Domingo- a minha amiga do México dá-me a escolher três colares do seu país. Fico indecisa entre dois. Um é feito com uns pauzinhos vindos do deserto intercalado com finas conchas lilases. O outro é feito de pequenininhos búzios  e de pequenas conchas menores que as de berbigão (nunca percebi como se encontra junto ao mar conchas do mesmo tamanho... Um mistério para mim...). O último é mais frágil, mas assenta-me no peito como um imenso mar. Experimento o do deserto e sinto a minha respiração mais tranquila com o das conchinhas. Sinto-me mais perto do mar, que tanta falta sinto. Depois cuidar da fragilidade deixa-nos mais atentos, mais susceptíveis de sermos cuidadosos conosco e com o que nos rodeia.
Despeço-me das minhas amigas e sigo rua afora, imaginado histórias para partilhar aquilo que penso salvaguardando a intimidade e as ilações errôneas. E de repente lembro-me duma história que estou a escrever para a Marta em Portugal sobre “Princesas, Bruxas e Lobos”. Mostro um dos textos a uma pessoa amiga. Ela gosta, mas diz: ’Vais publicar no face book!? Vê lá o que a comunidade do bidê público vai achar!” Pois é, tem razão a moral e os bons costumes tanto estão no Paquistão, como no Japão, como no Brasilão ou no Portugalitão. Acabamos por sermos feitos da mesma massa, só que com algumas nuances. Claro! Quanto a mim, gosto de dar de caras com as nuances. Dá cor à vida!

(imagem: A família, Paula Rego)
A piU
BR, 20 de Agosto de 2012

sexta-feira, 17 de agosto de 2012

Como uma caneca vazia


Escrava caprichosa já não era tão caprichosa como antes. Separada maritalmente, vivia na mesma casa de Escravo Durão para não perder a regalia de ter os miúdos num bom colégio e para evitar falatório lá na repartição, logo agora que tinha sido promovida a chefe de secção. Escrava Caprichosa continuava a envergar boas roupas, mas as férias de sonho e os restaurantes de crescer água na boca já não estavam contemplados nas suas horas de lazer. Separados, viviam na mesma casa. Cada um no deu quarto com a sua vida. Cruzavam-se casualmente na cozinha sem falarem, sem discutirem. Cruzavam-se com cordialidade e indiferença.
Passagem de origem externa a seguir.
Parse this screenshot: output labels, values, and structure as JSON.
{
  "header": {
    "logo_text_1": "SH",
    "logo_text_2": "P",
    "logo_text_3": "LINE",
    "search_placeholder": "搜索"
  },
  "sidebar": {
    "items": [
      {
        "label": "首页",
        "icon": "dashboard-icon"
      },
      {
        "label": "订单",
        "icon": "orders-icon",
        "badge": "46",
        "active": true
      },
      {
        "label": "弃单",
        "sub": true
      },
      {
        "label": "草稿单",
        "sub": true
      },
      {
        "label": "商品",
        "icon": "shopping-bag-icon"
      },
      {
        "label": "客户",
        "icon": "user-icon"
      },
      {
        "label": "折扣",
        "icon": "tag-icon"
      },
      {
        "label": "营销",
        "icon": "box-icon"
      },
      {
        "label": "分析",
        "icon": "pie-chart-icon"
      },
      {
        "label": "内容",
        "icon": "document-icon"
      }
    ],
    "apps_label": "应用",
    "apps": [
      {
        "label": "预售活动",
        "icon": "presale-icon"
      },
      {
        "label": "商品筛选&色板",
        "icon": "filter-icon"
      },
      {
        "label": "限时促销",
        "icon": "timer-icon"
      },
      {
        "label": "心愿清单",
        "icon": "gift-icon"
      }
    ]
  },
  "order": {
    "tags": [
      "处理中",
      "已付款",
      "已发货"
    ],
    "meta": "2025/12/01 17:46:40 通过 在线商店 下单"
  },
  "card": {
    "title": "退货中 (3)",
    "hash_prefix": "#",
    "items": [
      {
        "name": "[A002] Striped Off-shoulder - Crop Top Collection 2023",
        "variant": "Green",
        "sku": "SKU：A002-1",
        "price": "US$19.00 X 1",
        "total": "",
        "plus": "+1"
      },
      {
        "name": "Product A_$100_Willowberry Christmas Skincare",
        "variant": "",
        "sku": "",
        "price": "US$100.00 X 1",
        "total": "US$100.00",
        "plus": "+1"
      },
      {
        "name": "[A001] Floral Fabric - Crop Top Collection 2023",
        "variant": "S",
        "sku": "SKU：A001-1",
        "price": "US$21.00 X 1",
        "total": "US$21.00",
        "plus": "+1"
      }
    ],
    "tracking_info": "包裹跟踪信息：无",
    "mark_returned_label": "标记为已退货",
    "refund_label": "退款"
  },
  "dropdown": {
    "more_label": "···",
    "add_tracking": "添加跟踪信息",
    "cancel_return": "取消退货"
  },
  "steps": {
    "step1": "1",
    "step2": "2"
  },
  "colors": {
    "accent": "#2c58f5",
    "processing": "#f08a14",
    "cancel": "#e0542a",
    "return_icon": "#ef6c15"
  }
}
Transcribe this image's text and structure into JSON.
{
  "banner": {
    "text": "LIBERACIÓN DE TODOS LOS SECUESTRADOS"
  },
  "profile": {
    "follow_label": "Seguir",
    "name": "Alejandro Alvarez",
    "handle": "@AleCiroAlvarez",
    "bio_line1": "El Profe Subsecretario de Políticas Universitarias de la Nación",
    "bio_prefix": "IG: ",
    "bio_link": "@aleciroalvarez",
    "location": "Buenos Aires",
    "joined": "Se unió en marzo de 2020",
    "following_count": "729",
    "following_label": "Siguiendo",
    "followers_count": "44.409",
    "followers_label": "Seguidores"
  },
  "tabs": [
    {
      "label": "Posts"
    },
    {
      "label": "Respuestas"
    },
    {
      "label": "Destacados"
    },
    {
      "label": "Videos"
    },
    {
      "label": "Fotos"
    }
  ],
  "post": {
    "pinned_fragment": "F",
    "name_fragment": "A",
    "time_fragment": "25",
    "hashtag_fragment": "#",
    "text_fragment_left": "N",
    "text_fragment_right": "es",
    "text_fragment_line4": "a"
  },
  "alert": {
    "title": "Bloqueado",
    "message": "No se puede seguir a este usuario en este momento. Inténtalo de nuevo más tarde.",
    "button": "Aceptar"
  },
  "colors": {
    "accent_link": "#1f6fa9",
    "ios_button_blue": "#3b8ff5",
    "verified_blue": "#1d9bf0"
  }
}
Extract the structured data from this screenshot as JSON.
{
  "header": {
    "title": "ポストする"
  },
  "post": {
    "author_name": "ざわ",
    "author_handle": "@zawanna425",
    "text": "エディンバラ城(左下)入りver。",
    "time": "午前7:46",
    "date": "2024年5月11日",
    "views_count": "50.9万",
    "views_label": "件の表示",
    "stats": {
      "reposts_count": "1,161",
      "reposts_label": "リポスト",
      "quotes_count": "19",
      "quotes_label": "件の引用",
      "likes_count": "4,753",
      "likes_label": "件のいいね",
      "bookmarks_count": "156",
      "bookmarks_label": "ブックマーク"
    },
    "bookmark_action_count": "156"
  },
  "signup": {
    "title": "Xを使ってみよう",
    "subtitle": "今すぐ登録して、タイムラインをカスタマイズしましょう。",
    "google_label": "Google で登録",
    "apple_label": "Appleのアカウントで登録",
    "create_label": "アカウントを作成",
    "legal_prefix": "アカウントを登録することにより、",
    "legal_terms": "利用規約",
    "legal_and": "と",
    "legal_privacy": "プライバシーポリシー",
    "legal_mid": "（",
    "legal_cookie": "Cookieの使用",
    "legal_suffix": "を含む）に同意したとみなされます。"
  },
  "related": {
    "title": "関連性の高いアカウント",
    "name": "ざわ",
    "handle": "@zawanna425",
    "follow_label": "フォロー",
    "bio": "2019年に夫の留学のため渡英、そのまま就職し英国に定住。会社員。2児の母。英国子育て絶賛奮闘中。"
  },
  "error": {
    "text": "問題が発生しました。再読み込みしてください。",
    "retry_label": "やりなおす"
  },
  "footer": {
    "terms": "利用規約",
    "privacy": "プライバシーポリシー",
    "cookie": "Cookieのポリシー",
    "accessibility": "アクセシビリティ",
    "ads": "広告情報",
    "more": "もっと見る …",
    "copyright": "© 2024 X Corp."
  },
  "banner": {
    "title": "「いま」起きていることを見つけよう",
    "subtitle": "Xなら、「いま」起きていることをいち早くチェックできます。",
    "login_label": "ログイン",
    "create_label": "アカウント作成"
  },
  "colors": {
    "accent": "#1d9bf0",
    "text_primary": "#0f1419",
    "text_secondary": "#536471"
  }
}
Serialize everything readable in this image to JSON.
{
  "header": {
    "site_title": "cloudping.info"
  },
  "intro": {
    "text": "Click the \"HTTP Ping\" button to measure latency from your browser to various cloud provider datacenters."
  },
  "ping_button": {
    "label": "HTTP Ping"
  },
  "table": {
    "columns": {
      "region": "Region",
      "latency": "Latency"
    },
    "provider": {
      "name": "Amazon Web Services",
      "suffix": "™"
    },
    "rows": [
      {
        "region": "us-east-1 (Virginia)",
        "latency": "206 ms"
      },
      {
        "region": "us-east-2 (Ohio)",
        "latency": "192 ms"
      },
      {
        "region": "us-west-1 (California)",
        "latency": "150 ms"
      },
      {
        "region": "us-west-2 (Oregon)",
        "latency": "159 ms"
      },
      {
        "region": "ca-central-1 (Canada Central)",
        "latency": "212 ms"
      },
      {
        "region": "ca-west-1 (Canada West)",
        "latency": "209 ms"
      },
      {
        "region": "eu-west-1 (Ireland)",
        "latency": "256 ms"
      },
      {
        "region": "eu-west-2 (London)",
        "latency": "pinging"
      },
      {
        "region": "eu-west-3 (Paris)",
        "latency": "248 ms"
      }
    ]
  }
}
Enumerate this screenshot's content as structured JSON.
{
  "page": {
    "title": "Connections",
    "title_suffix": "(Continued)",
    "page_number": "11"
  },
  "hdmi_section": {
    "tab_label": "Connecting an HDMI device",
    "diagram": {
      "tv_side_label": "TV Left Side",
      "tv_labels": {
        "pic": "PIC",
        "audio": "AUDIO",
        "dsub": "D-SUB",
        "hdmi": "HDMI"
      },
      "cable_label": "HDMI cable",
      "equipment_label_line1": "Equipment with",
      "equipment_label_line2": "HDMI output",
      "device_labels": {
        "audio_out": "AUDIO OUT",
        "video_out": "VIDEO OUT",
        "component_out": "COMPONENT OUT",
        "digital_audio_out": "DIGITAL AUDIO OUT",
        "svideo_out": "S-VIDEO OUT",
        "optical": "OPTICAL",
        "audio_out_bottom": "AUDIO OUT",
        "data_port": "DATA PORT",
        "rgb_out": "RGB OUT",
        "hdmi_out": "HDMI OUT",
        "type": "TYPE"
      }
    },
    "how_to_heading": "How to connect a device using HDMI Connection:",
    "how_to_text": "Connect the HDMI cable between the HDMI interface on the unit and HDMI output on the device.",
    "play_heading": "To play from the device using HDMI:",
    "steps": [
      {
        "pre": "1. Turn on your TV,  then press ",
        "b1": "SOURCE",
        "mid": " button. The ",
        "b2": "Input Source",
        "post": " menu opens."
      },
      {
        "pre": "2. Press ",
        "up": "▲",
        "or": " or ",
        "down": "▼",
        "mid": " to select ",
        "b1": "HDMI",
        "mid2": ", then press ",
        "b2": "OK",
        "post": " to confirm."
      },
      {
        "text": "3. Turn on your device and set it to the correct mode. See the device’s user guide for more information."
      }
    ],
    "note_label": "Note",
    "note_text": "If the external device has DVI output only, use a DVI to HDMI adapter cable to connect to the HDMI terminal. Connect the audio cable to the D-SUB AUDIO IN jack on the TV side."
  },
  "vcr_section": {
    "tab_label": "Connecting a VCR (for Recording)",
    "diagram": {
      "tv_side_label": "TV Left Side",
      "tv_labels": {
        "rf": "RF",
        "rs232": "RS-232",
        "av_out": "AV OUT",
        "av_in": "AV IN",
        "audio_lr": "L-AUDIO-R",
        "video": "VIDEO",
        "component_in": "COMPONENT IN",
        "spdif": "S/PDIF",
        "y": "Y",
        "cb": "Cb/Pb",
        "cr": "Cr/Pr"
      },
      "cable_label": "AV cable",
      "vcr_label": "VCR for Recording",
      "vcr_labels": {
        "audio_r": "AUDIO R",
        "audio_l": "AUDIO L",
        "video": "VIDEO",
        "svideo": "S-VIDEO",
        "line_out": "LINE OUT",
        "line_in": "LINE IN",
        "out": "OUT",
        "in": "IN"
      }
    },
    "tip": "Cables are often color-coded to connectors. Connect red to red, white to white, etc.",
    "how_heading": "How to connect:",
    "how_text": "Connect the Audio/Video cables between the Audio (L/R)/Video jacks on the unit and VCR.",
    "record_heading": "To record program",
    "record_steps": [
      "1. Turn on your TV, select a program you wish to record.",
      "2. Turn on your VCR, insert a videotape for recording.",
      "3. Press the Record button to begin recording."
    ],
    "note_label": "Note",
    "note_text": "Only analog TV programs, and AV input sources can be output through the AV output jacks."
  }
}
Escrava Caprichosa duma coisa se podia honrar! Não se vendia! Não vendia o corpo a homem nenhum! Trocava prazer com os homens que conhecia ocasionalmente. Apenas prazer. Ser mulher fetiche e fazer dos homens seus objetos de fetiche. Houve um dia que começou a cansar-se. Afinal tinha de gerir emoções. As dela e daqueles que, inconvenientemente, lhe ligavam a qualquer hora. “Não é possível a coisa ficar mais simples?”, pensava. Tentava defender a sua liberdade, mas acabava por envolver-se. Quer quisesse, quer não.

Certa vez recebeu uma mensagem no chat. Uma declaração de amor de um amigo de infância. Uma velha paixão, admiração dele para com ela. O seu coração palpitou. O seu peito inflamou. Aos poucos, muito aos poucos quis olhar nos olhos desse amigo. E esperou. Esperou. Esperou. Encontros  marcados e frustrados. O amigo acabava por não aparecer e nada dizer. Depois deixava uns clips delico doces no mural onde um séquito de duas a três mulheres gostavam  e uma outra escrevia: I miss you, too. Escrava Caprichosa sentia as pernas fraquejarem e o um gosto metálico na garganta. O seu peito foi-se esvaziando, mas o coração teimava em palpitar. De tão cansada de esperar e já de peito vazio pousou a cabeça no teclado e adormeceu. Adormeceu a sua dor. O ecrã desligou. E não se sabe se foi um fio de lágrima  que se infiltrou no sistema ou se  simplesmente a baba que lhe corria pelo queixo abaixo, enquanto sonhava  destituindo-a do cargo de mulher gata selvagem, que avariou o computador.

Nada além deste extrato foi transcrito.